While a few of the things in the above category have been influenced by our personal choices, most of them are luck–things we were born into, the code of our DNA, chance of place.
I was talking to a friend not long ago, and mentioned that we’d never be taking this trip if I hadn’t been able to be a stay-at-home mom. I hope I didn’t offend my friend; she’s an artist with an amazing career, who raised a great family, and I don’t want to malign anyone’s choice about whether to work or stay home; but FOR OUR FAMILY, it couldn’t have happened otherwise. If I were working, I would have been focused on my career and my family; there would have been no leftover energy for planning something like this. Restaurant work is not lucrative, for the most part; our money would have increased a bit, our time would have decreased a lot, and our bandwidth would have dropped to something less than zero.

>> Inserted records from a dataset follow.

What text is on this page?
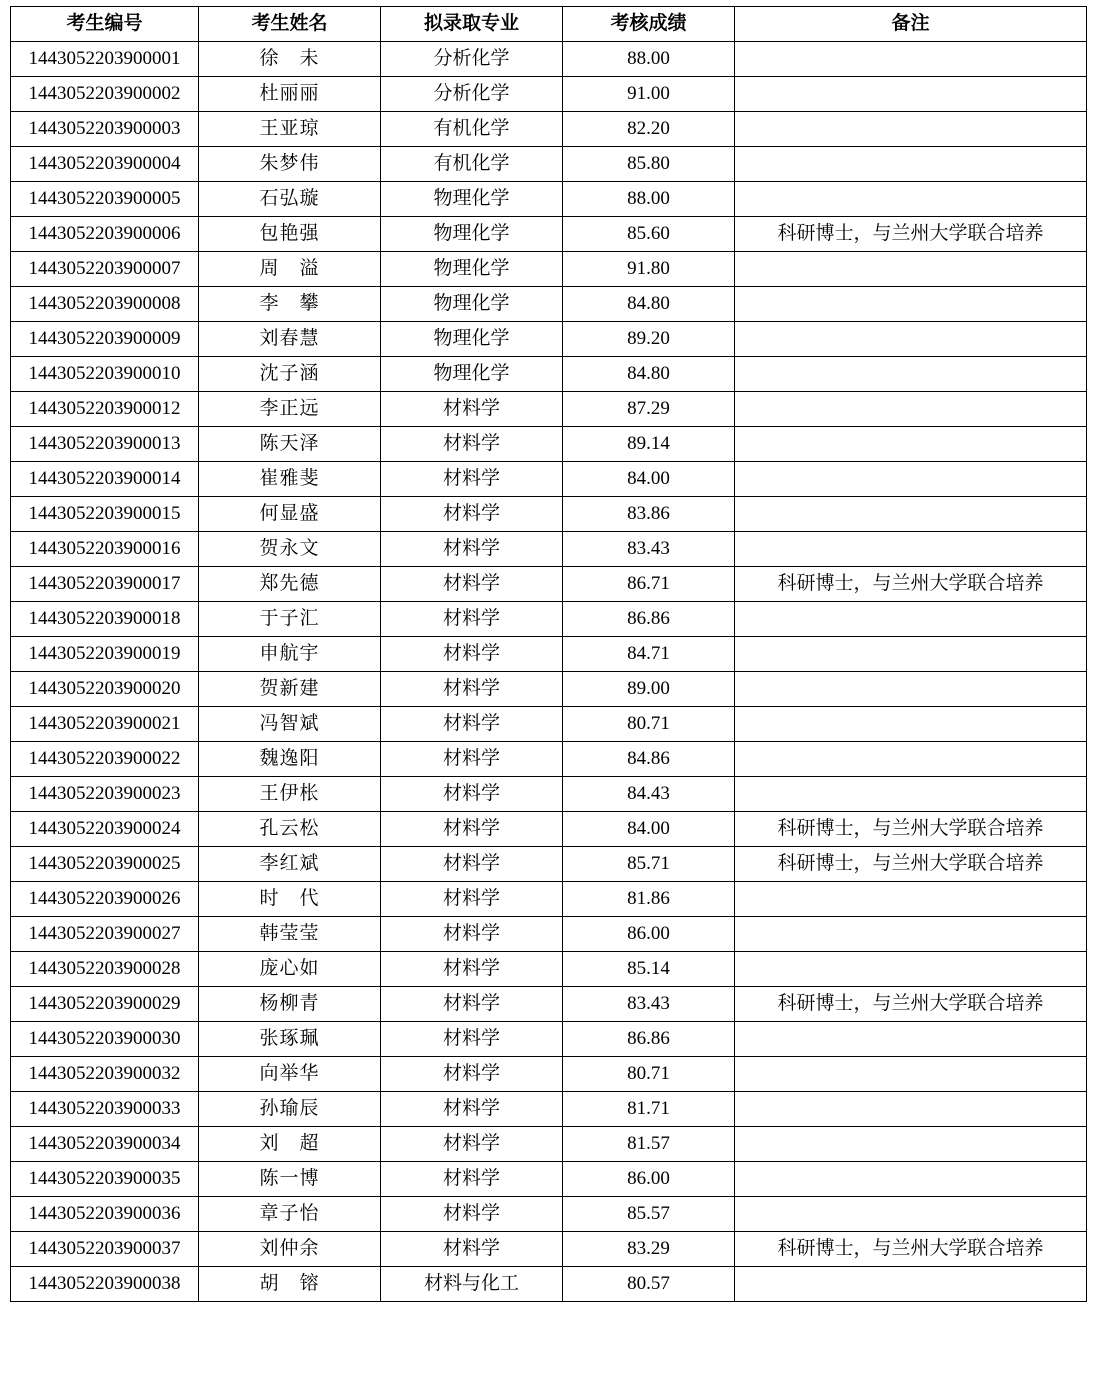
考生编号	考生姓名	拟录取专业	考核成绩	备注
1443052203900001	徐　未	分析化学	88.00	
1443052203900002	杜丽丽	分析化学	91.00	
1443052203900003	王亚琼	有机化学	82.20	
1443052203900004	朱梦伟	有机化学	85.80	
1443052203900005	石弘璇	物理化学	88.00	
1443052203900006	包艳强	物理化学	85.60	科研博士，与兰州大学联合培养
1443052203900007	周　溢	物理化学	91.80	
1443052203900008	李　攀	物理化学	84.80	
1443052203900009	刘春慧	物理化学	89.20	
1443052203900010	沈子涵	物理化学	84.80	
1443052203900012	李正远	材料学	87.29	
1443052203900013	陈天泽	材料学	89.14	
1443052203900014	崔雅斐	材料学	84.00	
1443052203900015	何显盛	材料学	83.86	
1443052203900016	贺永文	材料学	83.43	
1443052203900017	郑先德	材料学	86.71	科研博士，与兰州大学联合培养
1443052203900018	于子汇	材料学	86.86	
1443052203900019	申航宇	材料学	84.71	
1443052203900020	贺新建	材料学	89.00	
1443052203900021	冯智斌	材料学	80.71	
1443052203900022	魏逸阳	材料学	84.86	
1443052203900023	王伊枨	材料学	84.43	
1443052203900024	孔云松	材料学	84.00	科研博士，与兰州大学联合培养
1443052203900025	李红斌	材料学	85.71	科研博士，与兰州大学联合培养
1443052203900026	时　代	材料学	81.86	
1443052203900027	韩莹莹	材料学	86.00	
1443052203900028	庞心如	材料学	85.14	
1443052203900029	杨柳青	材料学	83.43	科研博士，与兰州大学联合培养
1443052203900030	张琢珮	材料学	86.86	
1443052203900032	向举华	材料学	80.71	
1443052203900033	孙瑜辰	材料学	81.71	
1443052203900034	刘　超	材料学	81.57	
1443052203900035	陈一博	材料学	86.00	
1443052203900036	章子怡	材料学	85.57	
1443052203900037	刘仲余	材料学	83.29	科研博士，与兰州大学联合培养
1443052203900038	胡　镕	材料与化工	80.57	
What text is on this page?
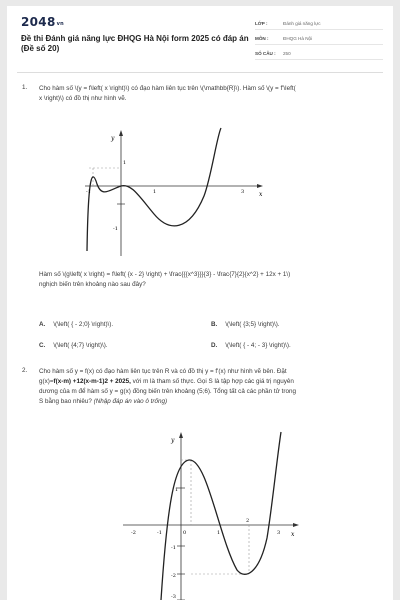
2048vn
Đề thi Đánh giá năng lực ĐHQG Hà Nội form 2025 có đáp án (Đề số 20)
LỚP :	Đánh giá năng lực
MÔN :	ĐHQG Hà Nội
SỐ CÂU :	250
1. Cho hàm số \(y = f\left( x \right)\) có đạo hàm liên tục trên \(\mathbb{R}\). Hàm số \(y = f'\left(
x \right)\) có đồ thị như hình vẽ.
y
x
1
-1	1	3
-1
Hàm số \(g\left( x \right) = f\left( {x - 2} \right) + \frac{{{x^3}}}{3} - \frac{7}{2}{x^2} + 12x + 1\)
nghịch biến trên khoảng nào sau đây?
A. \(\left( { - 2;0} \right)\).	B. \(\left( {3;5} \right)\).
C. \(\left( {4;7} \right)\).	D. \(\left( { - 4; - 3} \right)\).
2. Cho hàm số y = f(x) có đạo hàm liên tục trên R và có đồ thị y = f'(x) như hình vẽ bên. Đặt
g(x)=f(x-m) +12(x-m-1)2 + 2025, với m là tham số thực. Gọi S là tập hợp các giá trị nguyên
dương của m để hàm số y = g(x) đồng biến trên khoảng (5;6). Tổng tất cả các phần tử trong
S bằng bao nhiêu? (Nhập đáp án vào ô trống)
y
x
-2	-1	0	1
2
3
1
-1
-2
-3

So: it is possible to ditch everything and go sailing if you have a ton of money, and can pay for comfort and convenience, having the work done for you. It is possible to ditch everything and go sailing if you have the time to save every cent possible and do the work yourself. But it is probably not possible to ditch everything and go sailing without that precious bandwidth to plan and dream and act, and we are incredibly lucky to be able to make the cruising life work for us.